Apple MacBook Pro Release Date Confirmed In New Report

The new MacBook Pro has long been expected to launch in October. That event is now being reported as happening in the last week of the month—possibly as late as Halloween to tie in with the horrible holiday—ahead of a retail release on November 1st.

The launch of three major models of the MacBook Pro (alongside new versions of the Mac Mini and iPad Mini) has been reported by the ever-reliable Mark Gurman. Writing for the Power On newsletter, he states that the MacBook Pro models will include a 14-inch variant running the low-end M4 Apple Silicon chipset, and 14-inch and 16-inch variants running the M4 Pro or and M4 Max chipsets.
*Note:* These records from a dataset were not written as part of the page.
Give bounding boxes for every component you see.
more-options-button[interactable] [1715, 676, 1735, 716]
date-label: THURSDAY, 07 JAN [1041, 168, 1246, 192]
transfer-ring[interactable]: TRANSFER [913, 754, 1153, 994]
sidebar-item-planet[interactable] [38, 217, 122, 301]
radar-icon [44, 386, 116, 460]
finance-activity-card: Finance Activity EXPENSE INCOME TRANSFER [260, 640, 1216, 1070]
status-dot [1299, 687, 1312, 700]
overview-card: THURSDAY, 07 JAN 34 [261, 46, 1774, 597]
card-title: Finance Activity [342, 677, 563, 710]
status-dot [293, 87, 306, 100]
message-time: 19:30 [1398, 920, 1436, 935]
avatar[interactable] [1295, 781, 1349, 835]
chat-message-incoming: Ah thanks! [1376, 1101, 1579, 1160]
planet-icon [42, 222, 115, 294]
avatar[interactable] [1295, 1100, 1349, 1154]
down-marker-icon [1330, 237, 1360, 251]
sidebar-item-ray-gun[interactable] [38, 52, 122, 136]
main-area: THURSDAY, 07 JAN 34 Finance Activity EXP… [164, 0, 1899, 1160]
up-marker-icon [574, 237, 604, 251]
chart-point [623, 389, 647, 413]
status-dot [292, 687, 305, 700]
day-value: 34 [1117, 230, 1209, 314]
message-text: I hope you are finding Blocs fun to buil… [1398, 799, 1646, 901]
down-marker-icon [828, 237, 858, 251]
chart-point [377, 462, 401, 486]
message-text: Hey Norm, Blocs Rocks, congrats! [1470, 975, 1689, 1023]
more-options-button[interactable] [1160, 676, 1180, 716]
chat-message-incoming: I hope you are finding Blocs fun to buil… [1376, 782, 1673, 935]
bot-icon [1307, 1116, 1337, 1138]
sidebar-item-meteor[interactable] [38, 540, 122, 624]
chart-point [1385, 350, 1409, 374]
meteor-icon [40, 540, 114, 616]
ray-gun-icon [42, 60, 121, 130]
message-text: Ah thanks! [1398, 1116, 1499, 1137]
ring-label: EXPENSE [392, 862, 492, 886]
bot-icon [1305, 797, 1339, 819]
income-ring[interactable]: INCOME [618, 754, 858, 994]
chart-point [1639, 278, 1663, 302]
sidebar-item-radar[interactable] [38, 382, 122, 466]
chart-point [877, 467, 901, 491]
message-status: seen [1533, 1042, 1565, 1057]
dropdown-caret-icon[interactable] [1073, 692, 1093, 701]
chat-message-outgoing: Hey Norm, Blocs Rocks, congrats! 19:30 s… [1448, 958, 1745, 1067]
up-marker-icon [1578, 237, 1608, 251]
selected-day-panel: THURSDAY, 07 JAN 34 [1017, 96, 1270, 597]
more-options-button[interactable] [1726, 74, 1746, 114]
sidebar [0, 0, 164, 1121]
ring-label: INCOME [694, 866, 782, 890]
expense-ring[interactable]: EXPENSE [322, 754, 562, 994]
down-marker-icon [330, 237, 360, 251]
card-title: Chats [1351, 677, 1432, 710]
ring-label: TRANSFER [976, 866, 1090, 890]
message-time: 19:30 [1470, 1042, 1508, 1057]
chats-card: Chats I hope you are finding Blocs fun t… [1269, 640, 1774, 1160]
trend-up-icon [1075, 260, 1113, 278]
Missing from that list is any sign of a consumer-focused MacBook Air; the M4 MacBook Pro stands as the lowest-priced laptop in this round of updates. Previously the M4 MacBook Pro has been a bit of a shell game as it is built around the MacBook Air internals, but adding a fan to increase the power on tap from the M4 chipset. The Air is expected to launch late in Q1 2025 (around the same time as the next-generation iPhone SE).

The Apple Silicon M4 was launched in May 2024. For the first time, Apple’s new M series debuted not in a Mac but in an iPad, the seventh generation of the iPad Pro. Mac fans will have been waiting nearly six months for an M4 MacBook when the laptops hit the shelves in November.

No doubt Apple will be leaning heavily ito generative AI on the new MacBooks. The awkwardly backronymed Apple Intelligence was the prime selling point at the iPhone 16 launch—even if Apple is still to release the software. With Microsoft’s focus on generative AI in Windows 11, macOS will need to implement Apple Intelligence quickly if it does not want to be left further behind.

Two generative AI features being tested—and likely to be found in macOS Sequoia when it launches with the new MacBooks—are Writing Tools, which helps summarise and rewrite text in a select number of apps, and improvements Sri, which allows for more natural language requests to be made to the existing voice-based assistant.

Given the rapid explosion of generative AI tools in the last twelve months, this feels more like a taster of AI rather than Apple being at the top of its game, ready to change the landscape by arriving late with a full toolbox.

Still, with generative AI features delayed on the iPhone, arriving late on the MacBook feels on brand for Apple Intelligence.